Four scientists oversaw the project: Associate Professor Menna Jones (who has been working with devils for over two decades), Professor Chris Johnson (who is interested in the mechanisms of wildlife extinction), and PhD students Gini Andersen and Sebastian Comte. Gini’s been working on the Arthur River devils, who are presently disease-free, and Seb on the Freycinet Peninsula (east coast) ones, where the disease has been for some time.

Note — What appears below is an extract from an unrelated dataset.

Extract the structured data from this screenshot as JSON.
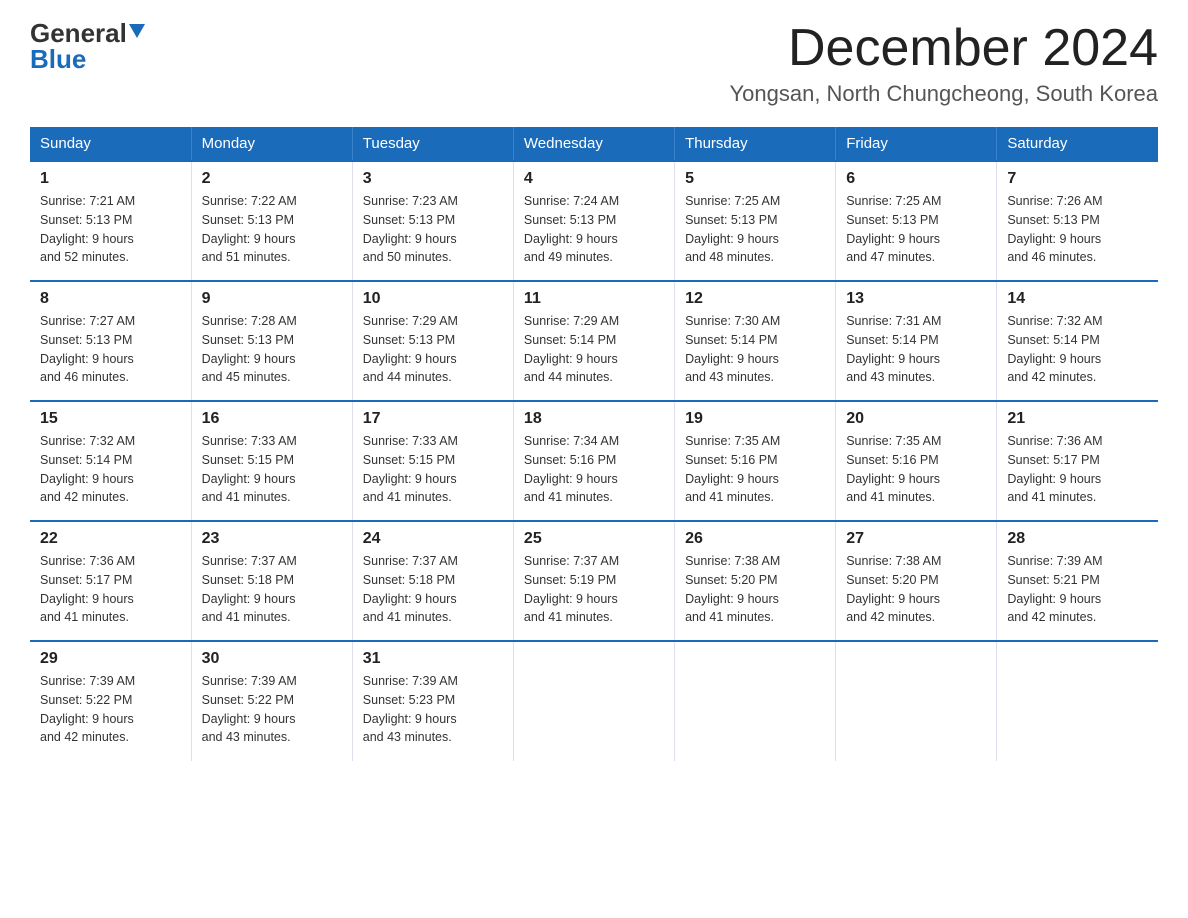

The nine volunteers were divided into teams and sent out daily with each scientist on a rotational basis to help with that scientist’s task: bird survey, European wasp count, checking traps and recording who’s been caught, recovering camera traps, doing vegetation surveys and spotlighting. Team members rotated so we got to work with all scientists and each other (except for me and Seb, due to my great trip – literally – down a mountain; more on that later). Some afternoons involved other activities (a boat trip down the Arthur River; to Preminghana Indigenous Protected Area; a fossil hunt through the devastatingly burnt-out World Heritage Area; ancient petroglyphs; trying to watch wild devils eat) – more about these later. Talks by each scientist and spotlighting after dinner made for very full days, tiring but satisfying.
The raven survey
Every morning, the first job of one of the teams was a raven count. The number of forest ravens (Corvus tasmanicus, the only corvid in Tasmania and the biggest one in Australia, feeding on carrion) is likely to change when the devil population drops. We just drove along the road to the sites and counted ravens for a particular time along a particular section of road.
We consistently found a couple of pairs and a flock of about 14 juvenile males (probably) about 7:30 a.m. On the day we left, at about 10:30 a.m. we counted 35 along the same stretch of road, so time of day is important, but it is also important to have a count at a consistent time of day.
The first job was baiting the large-mammal (devils and spotted-tailed quolls), Mascot (possums, cats) and Elliot (rodent) traps that Gini had placed earlier.
Meat was put in each devil/quoll trap and a baitball (a honey/oats/peanut butter 3 cm diameter sphere) in each of the Mascot and Elliot traps. The animal enters the trap and either pulls at the meat (devil trap) or trips a plate (Mascot and Elliot) on its way to the food.The door then shuts, securing the animal inside. Crack-of-dawn departures ensured the animal was found and freed as soon as possible after its data were collected.
And Gavroche was the first quoll we caught. All quolls and devils caught so far have been chipped and named, so a swipe of a detector tells us who. His weight and width of tail and neck were recorded.
Juveniles who have not been caught before are chipped, weighed, and blood, poo, whisker and hair samples are taken. I helped Gini get Gavroche out of the trap for his ‘processing’.
Spotted-tailed quolls are more nervous than devils when caught, and sprint off quickly. Devils seem calmer. The green bags are used for quolls as they are made up of more opaque and stronger material than hessian bags – quolls cannot see through them so are calmer and cannot get a fix on a person to bite them.
The devil in the next photo was a juvenile, never encountered before. We named him ‘Macbeth’, as one of the researchers was calling their new devils after Shakespearean characters. We named another one ‘Juliet’. Another researcher was using Scottish island names, yet another Greek gods.
Quolls don’t get anywhere near as many ticks as devils do – from memory, Macbeth had eight on one ear and 12 on the other.
Devils walk on the balls of their feet.
Whisker sampling …
The teeth look pretty healthy on this young one. The very strong jaws allow devils to demolish a carcass in short order, bones and all.